Как бы то ни было, Фальстаф извлекал из ее расположения для себя немалую пользу. С удовольствием, например, носил купленные ею для него рубашки из чистого голландского полотна по восемь шиллингов за локоть. Но главным образом — по части гастрономической. Свою нелюбовь к физическим упражнениям он успешно возмещал пристрастием к жареным каплунам и сладкому хересу. Уж чего-чего, а зарядиться кружечкой хереса сэр Джон никогда не забывал. Делал он это не только в силу давней привычки к крепкому вину, но и вполне осознанно, ибо считал, что добрый херес ударяет в голову «и разгоняет все скопившиеся в мозгу пары глупости, мрачности и грубости, делает ум восприимчивым, живым, изобретательным, полным легких, пылких, игривых образов, которые передаются языку, от чего рождаются великолепные шутки. А Фальстаф не был бы Фальстафом, не обладай этим последним качеством. Но херес, как считал сэр Джон, оказывает еще одно не менее важное воздействие — «он согревает кровь; ведь если она холодная и неподвижная, то печень становится бледной, почти белой, что всегда служит признаком малодушия и трусости». Херес же горячит кровь, «она воспламеняет лицо, которое, как сигнальный огонь, призывает к оружию все силы человека», «тогда-то он и становится способен совершить подвиг. Все это от хереса». И не потому ли черту удавалось попутать храброго Фальстафа, заставив показывать врагу пятки именно тогда, когда он перед битвой изменял своему правилу? Понятно теперь, почему в его трактирных счетах херес — напиток смелых! — занимает столь важное место. Значительное количество вина в каждом счете вызывало возмущение принца Генриха. «Всего на полпенса хлеба при таком невероятном количестве хереса», — восклицал возмущенный принц, несмотря на свою привязанность к старому «волдырю», как он его называл. Сам сэр Джон видел спасение от столь обильных возлияний только в одном: «Если меня возвеличат, я уменьшусь в объеме, потому что стану принимать слабительное, брошу пить херес и буду жить прилично, как подобает вельможе». И надеялся, что это действительно произойдет после того, как его молодой друг принц Генрих, его любимец Гарри, его Хел, взойдет на английский престол.
Веселое было времечко
А пока что оба они — молодой, капризный повеса и стареющий кутила и распутник — развлекались в компании завсегдатаев «Кабаньей головы» — сообразительного Пойнса, прыщавого Бардольфа, воришки Гедсхила и прихлебателя Пето.
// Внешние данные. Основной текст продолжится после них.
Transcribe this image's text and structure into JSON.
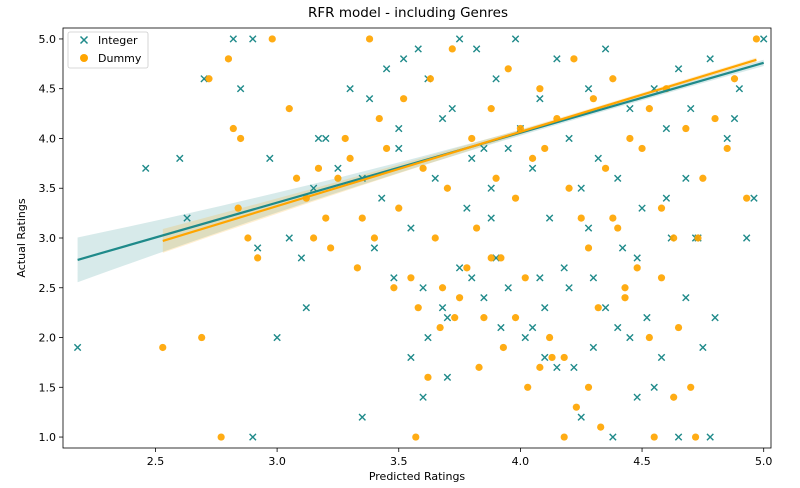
{
  "chart_data": {
    "type": "scatter",
    "title": "RFR model - including Genres",
    "xlabel": "Predicted Ratings",
    "ylabel": "Actual Ratings",
    "xlim": [
      2.12,
      5.03
    ],
    "ylim": [
      0.89,
      5.11
    ],
    "xticks": [
      2.5,
      3.0,
      3.5,
      4.0,
      4.5,
      5.0
    ],
    "xtick_labels": [
      "2.5",
      "3.0",
      "3.5",
      "4.0",
      "4.5",
      "5.0"
    ],
    "yticks": [
      1.0,
      1.5,
      2.0,
      2.5,
      3.0,
      3.5,
      4.0,
      4.5,
      5.0
    ],
    "ytick_labels": [
      "1.0",
      "1.5",
      "2.0",
      "2.5",
      "3.0",
      "3.5",
      "4.0",
      "4.5",
      "5.0"
    ],
    "grid": false,
    "legend_position": "top-left",
    "series": [
      {
        "name": "Integer",
        "marker": "x",
        "color": "#1f8a8a",
        "x": [
          2.18,
          2.46,
          2.6,
          2.63,
          2.7,
          2.82,
          2.85,
          2.9,
          2.9,
          2.92,
          2.97,
          3.0,
          3.05,
          3.1,
          3.12,
          3.15,
          3.17,
          3.2,
          3.25,
          3.3,
          3.35,
          3.38,
          3.4,
          3.43,
          3.45,
          3.48,
          3.5,
          3.52,
          3.55,
          3.58,
          3.6,
          3.62,
          3.65,
          3.68,
          3.7,
          3.72,
          3.75,
          3.78,
          3.8,
          3.82,
          3.85,
          3.88,
          3.9,
          3.92,
          3.95,
          3.98,
          4.0,
          4.02,
          4.05,
          4.08,
          4.1,
          4.12,
          4.15,
          4.18,
          4.2,
          4.22,
          4.25,
          4.28,
          4.3,
          4.32,
          4.35,
          4.38,
          4.4,
          4.42,
          4.45,
          4.48,
          4.5,
          4.52,
          4.55,
          4.58,
          4.6,
          4.62,
          4.65,
          4.68,
          4.7,
          4.73,
          4.75,
          4.78,
          4.8,
          4.85,
          4.9,
          4.93,
          4.96,
          5.0,
          3.35,
          3.55,
          3.6,
          3.7,
          3.75,
          3.85,
          3.95,
          4.05,
          4.15,
          4.25,
          4.35,
          4.45,
          4.55,
          4.65,
          4.72,
          4.78,
          3.62,
          3.8,
          3.9,
          4.1,
          4.2,
          4.3,
          4.4,
          4.6,
          3.5,
          3.68,
          3.88,
          4.08,
          4.28,
          4.48,
          4.68,
          4.88
        ],
        "y": [
          1.9,
          3.7,
          3.8,
          3.2,
          4.6,
          5.0,
          4.5,
          5.0,
          1.0,
          2.9,
          3.8,
          2.0,
          3.0,
          2.8,
          2.3,
          3.5,
          4.0,
          4.0,
          3.7,
          4.5,
          1.2,
          4.4,
          2.9,
          3.4,
          4.7,
          2.6,
          3.9,
          4.8,
          3.1,
          4.9,
          2.5,
          4.6,
          3.6,
          4.2,
          2.2,
          4.3,
          5.0,
          3.3,
          3.8,
          4.9,
          2.4,
          3.5,
          4.6,
          2.1,
          3.9,
          5.0,
          4.1,
          2.0,
          3.7,
          4.4,
          1.8,
          3.2,
          4.8,
          2.7,
          4.0,
          1.7,
          3.5,
          4.5,
          2.6,
          3.8,
          4.9,
          1.0,
          3.6,
          2.9,
          4.3,
          1.4,
          3.3,
          2.2,
          4.5,
          1.8,
          4.1,
          3.0,
          4.7,
          2.4,
          4.3,
          3.0,
          1.9,
          4.8,
          2.2,
          4.0,
          4.5,
          3.0,
          3.4,
          5.0,
          3.6,
          1.8,
          1.4,
          1.6,
          2.7,
          3.9,
          2.5,
          2.1,
          1.7,
          1.2,
          2.3,
          2.0,
          1.5,
          1.0,
          3.0,
          1.0,
          2.0,
          2.6,
          2.8,
          2.3,
          2.5,
          1.9,
          2.1,
          3.4,
          4.1,
          2.3,
          3.2,
          2.6,
          3.1,
          2.8,
          3.6,
          4.2
        ]
      },
      {
        "name": "Dummy",
        "marker": "o",
        "color": "#ffa500",
        "x": [
          2.53,
          2.69,
          2.72,
          2.77,
          2.8,
          2.82,
          2.84,
          2.85,
          2.88,
          2.92,
          2.98,
          3.05,
          3.08,
          3.12,
          3.15,
          3.17,
          3.2,
          3.22,
          3.25,
          3.28,
          3.3,
          3.33,
          3.35,
          3.38,
          3.4,
          3.42,
          3.45,
          3.48,
          3.5,
          3.52,
          3.55,
          3.58,
          3.6,
          3.63,
          3.65,
          3.67,
          3.7,
          3.72,
          3.75,
          3.78,
          3.8,
          3.82,
          3.85,
          3.88,
          3.9,
          3.92,
          3.95,
          3.98,
          4.0,
          4.02,
          4.05,
          4.08,
          4.1,
          4.12,
          4.15,
          4.18,
          4.2,
          4.22,
          4.25,
          4.28,
          4.3,
          4.32,
          4.35,
          4.38,
          4.4,
          4.43,
          4.45,
          4.48,
          4.5,
          4.53,
          4.55,
          4.58,
          4.6,
          4.63,
          4.65,
          4.68,
          4.7,
          4.72,
          4.75,
          4.8,
          4.85,
          4.88,
          4.93,
          4.97,
          3.57,
          3.62,
          3.68,
          3.73,
          3.83,
          3.93,
          4.03,
          4.13,
          4.23,
          4.33,
          4.43,
          4.53,
          4.63,
          4.73,
          4.08,
          4.18,
          4.28,
          3.88,
          3.98,
          4.38,
          4.58
        ],
        "y": [
          1.9,
          2.0,
          4.6,
          1.0,
          4.8,
          4.1,
          3.3,
          4.0,
          3.0,
          2.8,
          5.0,
          4.3,
          3.6,
          3.4,
          3.0,
          3.7,
          3.2,
          2.9,
          3.6,
          4.0,
          3.8,
          2.7,
          3.2,
          5.0,
          3.0,
          4.2,
          3.9,
          2.5,
          3.3,
          4.4,
          2.6,
          2.3,
          3.7,
          4.6,
          3.0,
          2.1,
          3.5,
          4.9,
          2.4,
          2.7,
          4.0,
          3.1,
          2.2,
          4.3,
          3.6,
          2.8,
          4.7,
          3.4,
          4.1,
          2.6,
          3.8,
          4.5,
          3.9,
          2.0,
          4.2,
          1.8,
          3.5,
          4.8,
          3.2,
          2.9,
          4.4,
          2.3,
          3.7,
          4.6,
          3.1,
          2.5,
          4.0,
          2.7,
          3.9,
          4.3,
          1.0,
          3.3,
          4.5,
          3.0,
          2.1,
          4.1,
          1.5,
          1.0,
          3.6,
          4.2,
          3.9,
          4.6,
          3.4,
          5.0,
          1.0,
          1.6,
          2.5,
          2.2,
          1.7,
          1.9,
          1.5,
          1.8,
          1.3,
          1.1,
          2.4,
          2.0,
          1.4,
          3.0,
          1.7,
          1.0,
          1.5,
          2.8,
          2.2,
          3.2,
          2.6
        ]
      }
    ],
    "regression_lines": [
      {
        "series": "Integer",
        "x": [
          2.18,
          5.0
        ],
        "y": [
          2.78,
          4.76
        ],
        "color": "#1f8a8a"
      },
      {
        "series": "Dummy",
        "x": [
          2.53,
          4.97
        ],
        "y": [
          2.97,
          4.79
        ],
        "color": "#ffa500"
      }
    ]
  }
}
Все это были типичные представители лондонского дна. Каким образом Фальстаф попал в эту компанию, нам не известно. Но то, что он предпочитал визитам ко двору общество людей низшего звания — несомненно. Здесь на него смотрели с почтением, там — с презрением. А кроме того, как можно заметить, он обладал естественной склонностью к жизни низов. Правда, как-то в порыве не то отчаяния, не то откровения он признал, что его сгубила дурная компания. Но это прорвалось у него лишь однажды и, можно сказать, случайно. А в общем, среди бродяг и нищих он чувствовал себя вполне в своей тарелке.